Discussion, stated tradeoffs, and limitations
The paper’s results support the claim that MeanVC 2 makes the streaming VC pipeline substantially more practical: it lowers latency, improves robustness to reference quality, and keeps the model small relative to larger streaming baselines. At the same time, the reported numbers also expose a few tradeoffs that function as the paper’s implicit limitations.
- MeanVC 2 is still slightly larger than the original MeanVC model, with $18$M parameters versus $14$M.

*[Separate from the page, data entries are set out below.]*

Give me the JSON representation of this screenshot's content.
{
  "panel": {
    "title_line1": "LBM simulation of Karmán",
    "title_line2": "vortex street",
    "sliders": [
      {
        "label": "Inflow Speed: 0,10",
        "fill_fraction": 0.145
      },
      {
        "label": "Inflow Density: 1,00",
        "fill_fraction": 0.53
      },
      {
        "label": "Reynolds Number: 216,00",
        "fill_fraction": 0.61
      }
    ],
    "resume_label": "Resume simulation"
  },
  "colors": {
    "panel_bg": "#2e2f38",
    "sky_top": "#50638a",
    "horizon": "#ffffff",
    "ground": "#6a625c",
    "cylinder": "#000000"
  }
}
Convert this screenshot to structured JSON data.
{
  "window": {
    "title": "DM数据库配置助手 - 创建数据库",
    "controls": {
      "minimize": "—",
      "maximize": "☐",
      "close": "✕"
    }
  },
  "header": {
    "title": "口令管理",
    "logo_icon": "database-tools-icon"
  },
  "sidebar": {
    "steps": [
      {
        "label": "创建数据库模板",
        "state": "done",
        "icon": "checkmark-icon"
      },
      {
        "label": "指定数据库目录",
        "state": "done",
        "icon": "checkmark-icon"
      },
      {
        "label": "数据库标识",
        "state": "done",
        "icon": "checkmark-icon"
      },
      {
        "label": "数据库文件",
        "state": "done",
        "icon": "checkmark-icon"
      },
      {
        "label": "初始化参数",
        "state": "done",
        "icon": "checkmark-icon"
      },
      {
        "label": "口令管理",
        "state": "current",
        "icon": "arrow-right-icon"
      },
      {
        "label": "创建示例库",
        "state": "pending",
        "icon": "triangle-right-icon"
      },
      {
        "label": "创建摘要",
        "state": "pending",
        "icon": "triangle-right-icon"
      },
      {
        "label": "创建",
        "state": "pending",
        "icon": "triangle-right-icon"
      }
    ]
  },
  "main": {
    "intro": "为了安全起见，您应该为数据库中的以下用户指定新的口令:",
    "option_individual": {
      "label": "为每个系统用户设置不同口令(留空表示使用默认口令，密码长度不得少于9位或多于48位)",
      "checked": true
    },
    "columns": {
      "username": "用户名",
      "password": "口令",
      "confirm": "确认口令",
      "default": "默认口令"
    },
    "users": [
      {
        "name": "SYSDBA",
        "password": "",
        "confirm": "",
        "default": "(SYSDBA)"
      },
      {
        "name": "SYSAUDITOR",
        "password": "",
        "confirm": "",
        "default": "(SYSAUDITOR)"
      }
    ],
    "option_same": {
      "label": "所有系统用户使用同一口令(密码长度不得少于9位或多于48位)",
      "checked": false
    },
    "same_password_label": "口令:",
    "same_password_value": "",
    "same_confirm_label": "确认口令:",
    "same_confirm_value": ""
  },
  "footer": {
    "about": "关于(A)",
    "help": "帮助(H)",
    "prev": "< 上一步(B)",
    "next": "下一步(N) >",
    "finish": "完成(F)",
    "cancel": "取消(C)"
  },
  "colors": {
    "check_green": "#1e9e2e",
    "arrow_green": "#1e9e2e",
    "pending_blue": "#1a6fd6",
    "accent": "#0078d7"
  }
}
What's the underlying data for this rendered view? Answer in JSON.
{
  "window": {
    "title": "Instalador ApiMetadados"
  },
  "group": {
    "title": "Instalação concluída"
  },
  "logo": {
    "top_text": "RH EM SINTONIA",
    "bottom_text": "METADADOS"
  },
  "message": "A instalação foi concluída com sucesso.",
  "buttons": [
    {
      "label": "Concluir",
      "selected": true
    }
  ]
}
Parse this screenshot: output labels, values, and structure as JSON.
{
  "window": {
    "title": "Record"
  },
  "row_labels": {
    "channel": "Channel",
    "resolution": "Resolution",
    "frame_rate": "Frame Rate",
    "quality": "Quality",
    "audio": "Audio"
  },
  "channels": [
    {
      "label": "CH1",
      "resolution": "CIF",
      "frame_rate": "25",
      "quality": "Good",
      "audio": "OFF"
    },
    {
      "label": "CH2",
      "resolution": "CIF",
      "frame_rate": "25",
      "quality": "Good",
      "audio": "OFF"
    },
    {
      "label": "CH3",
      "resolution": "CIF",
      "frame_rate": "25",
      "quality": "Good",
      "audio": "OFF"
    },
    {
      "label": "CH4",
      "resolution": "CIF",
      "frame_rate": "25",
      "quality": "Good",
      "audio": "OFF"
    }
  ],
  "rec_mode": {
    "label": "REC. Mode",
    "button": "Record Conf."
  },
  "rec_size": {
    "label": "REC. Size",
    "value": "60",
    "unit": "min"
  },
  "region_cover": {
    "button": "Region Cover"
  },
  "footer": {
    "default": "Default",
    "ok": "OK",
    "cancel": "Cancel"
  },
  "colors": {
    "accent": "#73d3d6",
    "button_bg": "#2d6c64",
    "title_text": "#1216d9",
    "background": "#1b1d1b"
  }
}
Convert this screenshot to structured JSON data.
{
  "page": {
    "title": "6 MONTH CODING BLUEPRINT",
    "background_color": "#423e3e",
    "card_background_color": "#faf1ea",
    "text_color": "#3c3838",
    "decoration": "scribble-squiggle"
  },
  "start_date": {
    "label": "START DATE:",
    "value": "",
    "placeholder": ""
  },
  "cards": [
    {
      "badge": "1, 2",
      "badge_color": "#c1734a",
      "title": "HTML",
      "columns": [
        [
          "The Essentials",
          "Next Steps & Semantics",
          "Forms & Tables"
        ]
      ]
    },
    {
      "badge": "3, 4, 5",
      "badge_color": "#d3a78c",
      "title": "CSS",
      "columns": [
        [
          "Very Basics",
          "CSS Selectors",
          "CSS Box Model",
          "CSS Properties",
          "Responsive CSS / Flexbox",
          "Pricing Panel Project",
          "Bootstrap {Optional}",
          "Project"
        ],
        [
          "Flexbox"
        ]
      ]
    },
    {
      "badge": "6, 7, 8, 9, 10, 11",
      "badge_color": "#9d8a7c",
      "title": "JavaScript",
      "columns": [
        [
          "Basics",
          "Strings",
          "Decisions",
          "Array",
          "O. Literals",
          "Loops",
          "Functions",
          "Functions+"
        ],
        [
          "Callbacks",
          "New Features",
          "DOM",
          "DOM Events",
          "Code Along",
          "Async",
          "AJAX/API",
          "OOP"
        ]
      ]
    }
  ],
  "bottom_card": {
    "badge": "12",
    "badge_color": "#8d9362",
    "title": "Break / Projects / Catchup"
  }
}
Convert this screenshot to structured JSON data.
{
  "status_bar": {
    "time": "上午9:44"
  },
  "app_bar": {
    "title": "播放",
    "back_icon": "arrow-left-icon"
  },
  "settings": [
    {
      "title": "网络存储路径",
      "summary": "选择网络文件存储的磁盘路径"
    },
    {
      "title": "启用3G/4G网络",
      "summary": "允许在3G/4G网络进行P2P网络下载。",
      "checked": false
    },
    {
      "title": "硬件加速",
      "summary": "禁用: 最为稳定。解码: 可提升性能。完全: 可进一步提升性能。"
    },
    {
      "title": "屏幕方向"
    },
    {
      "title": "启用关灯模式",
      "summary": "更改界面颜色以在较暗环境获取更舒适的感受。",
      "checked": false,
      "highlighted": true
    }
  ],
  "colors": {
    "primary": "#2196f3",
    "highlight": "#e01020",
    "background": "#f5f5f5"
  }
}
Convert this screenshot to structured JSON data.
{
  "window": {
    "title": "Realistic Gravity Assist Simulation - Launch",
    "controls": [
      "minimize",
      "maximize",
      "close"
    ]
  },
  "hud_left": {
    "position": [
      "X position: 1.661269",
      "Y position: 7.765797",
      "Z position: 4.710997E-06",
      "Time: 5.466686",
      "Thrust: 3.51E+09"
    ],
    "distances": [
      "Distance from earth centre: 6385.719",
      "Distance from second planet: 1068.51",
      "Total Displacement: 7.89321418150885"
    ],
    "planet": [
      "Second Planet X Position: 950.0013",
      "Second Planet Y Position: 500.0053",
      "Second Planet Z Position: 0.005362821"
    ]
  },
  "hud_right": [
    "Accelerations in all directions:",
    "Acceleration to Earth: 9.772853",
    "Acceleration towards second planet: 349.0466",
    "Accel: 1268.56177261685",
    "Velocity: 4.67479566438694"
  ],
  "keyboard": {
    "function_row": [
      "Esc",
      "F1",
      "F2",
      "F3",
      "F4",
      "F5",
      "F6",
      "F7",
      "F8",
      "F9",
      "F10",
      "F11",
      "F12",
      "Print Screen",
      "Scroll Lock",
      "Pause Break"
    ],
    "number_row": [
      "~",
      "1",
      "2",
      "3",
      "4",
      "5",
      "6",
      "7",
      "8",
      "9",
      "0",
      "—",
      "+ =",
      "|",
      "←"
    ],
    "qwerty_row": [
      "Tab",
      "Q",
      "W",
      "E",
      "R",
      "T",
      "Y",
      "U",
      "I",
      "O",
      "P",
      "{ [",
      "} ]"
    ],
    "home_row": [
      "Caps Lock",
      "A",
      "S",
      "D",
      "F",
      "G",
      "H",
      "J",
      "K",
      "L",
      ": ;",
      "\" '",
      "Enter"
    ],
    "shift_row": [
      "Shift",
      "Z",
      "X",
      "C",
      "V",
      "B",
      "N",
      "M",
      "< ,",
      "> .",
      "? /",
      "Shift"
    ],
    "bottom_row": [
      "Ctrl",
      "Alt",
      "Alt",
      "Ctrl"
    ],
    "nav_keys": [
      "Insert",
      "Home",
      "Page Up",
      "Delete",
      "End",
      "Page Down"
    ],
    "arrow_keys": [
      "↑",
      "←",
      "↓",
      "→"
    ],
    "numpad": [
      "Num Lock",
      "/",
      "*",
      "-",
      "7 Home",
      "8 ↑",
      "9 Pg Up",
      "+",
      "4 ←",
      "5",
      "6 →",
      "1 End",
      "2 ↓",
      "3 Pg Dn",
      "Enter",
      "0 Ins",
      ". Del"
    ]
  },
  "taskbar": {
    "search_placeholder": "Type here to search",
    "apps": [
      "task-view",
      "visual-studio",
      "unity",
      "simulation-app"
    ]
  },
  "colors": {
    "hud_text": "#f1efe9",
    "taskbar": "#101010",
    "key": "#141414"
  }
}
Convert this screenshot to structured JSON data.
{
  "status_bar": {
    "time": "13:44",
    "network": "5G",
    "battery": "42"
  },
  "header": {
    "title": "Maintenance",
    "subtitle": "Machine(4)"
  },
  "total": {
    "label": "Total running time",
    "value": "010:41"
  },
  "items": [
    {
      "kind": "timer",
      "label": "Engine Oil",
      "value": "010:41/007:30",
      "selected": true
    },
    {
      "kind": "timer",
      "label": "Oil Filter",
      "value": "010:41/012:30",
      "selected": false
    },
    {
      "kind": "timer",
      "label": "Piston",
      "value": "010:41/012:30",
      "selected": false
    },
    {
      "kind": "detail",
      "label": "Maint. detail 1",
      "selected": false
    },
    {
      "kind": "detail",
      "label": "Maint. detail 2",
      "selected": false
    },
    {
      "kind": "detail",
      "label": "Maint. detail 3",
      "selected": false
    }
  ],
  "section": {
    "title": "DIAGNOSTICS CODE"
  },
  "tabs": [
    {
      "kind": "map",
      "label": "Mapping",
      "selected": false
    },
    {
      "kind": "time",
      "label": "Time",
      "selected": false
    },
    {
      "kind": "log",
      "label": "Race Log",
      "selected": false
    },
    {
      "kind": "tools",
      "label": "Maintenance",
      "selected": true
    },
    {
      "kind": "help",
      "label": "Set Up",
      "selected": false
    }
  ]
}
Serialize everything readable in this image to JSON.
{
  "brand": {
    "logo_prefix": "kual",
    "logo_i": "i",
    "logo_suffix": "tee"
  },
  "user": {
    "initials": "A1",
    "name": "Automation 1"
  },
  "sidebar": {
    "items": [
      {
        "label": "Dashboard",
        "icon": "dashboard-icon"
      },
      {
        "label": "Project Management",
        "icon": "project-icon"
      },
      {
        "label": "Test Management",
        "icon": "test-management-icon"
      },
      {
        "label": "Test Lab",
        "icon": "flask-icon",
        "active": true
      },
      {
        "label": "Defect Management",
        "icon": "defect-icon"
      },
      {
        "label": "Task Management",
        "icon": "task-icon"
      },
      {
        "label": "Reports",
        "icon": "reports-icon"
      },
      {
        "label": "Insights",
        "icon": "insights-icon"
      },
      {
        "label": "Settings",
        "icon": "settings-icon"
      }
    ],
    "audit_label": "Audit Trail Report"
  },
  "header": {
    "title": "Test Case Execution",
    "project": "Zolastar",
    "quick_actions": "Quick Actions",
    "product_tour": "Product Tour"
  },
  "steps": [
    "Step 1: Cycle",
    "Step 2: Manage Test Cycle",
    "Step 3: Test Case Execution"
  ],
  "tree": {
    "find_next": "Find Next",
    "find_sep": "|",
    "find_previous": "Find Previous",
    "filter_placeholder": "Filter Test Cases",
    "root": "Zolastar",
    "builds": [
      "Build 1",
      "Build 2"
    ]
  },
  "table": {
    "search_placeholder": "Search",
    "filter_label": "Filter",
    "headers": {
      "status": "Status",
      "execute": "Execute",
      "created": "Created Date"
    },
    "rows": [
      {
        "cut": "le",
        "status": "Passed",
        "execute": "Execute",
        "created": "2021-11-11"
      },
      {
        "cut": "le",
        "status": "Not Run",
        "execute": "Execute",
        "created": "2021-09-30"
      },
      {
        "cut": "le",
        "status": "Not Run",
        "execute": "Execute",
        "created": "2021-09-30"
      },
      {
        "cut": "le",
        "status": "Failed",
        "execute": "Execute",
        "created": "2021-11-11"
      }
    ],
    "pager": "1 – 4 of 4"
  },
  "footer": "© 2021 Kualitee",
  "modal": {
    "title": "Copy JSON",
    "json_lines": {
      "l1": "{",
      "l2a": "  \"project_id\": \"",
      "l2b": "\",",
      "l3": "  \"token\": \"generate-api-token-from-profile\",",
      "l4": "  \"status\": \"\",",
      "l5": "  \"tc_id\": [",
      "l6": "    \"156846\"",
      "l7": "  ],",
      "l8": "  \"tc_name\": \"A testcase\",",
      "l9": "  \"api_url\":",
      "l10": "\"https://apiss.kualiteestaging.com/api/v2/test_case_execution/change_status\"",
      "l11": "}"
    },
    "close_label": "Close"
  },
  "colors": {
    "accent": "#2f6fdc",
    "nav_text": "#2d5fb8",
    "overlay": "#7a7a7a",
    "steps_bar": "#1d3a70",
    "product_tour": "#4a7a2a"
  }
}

- Compared with the $160$ ms MeanVC setting, the new model sacrifices some NMOS and CER in exchange for much lower latency and stronger similarity metrics.
- The VC-module RTF is higher than the most latency-matched MeanVC baseline, so the gains are primarily architectural and robustness-oriented rather than a pure compute reduction inside the VC block itself.
- The paper explicitly notes that efficiency measurements are made without further deployment optimizations, so the reported latency is not necessarily the floor.
The paper does not present a broad failure analysis beyond the short-chunk and low-quality-reference scenarios, so the reported limitations are mainly the quality-latency-robustness tradeoffs visible in the tables rather than a separate qualitative error taxonomy.
Conclusion
MeanVC 2 is a streaming zero-shot VC system built to address the practical weaknesses of MeanVC. Its main technical contributions are FRC, which removes clean-chunk teacher forcing and introduces a layer-wise bounded future receptive field, and UTTE, which replaces direct reference-mel dependence with a timbre-token memory derived from a global speaker embedding. The result is a low-latency system that remains stable at $40$ ms chunks, is more robust to poor reference audio, and achieves stronger reported similarity and quality scores than prior streaming baselines while reducing end-to-end first-packet latency from $211$ ms to $110$ ms.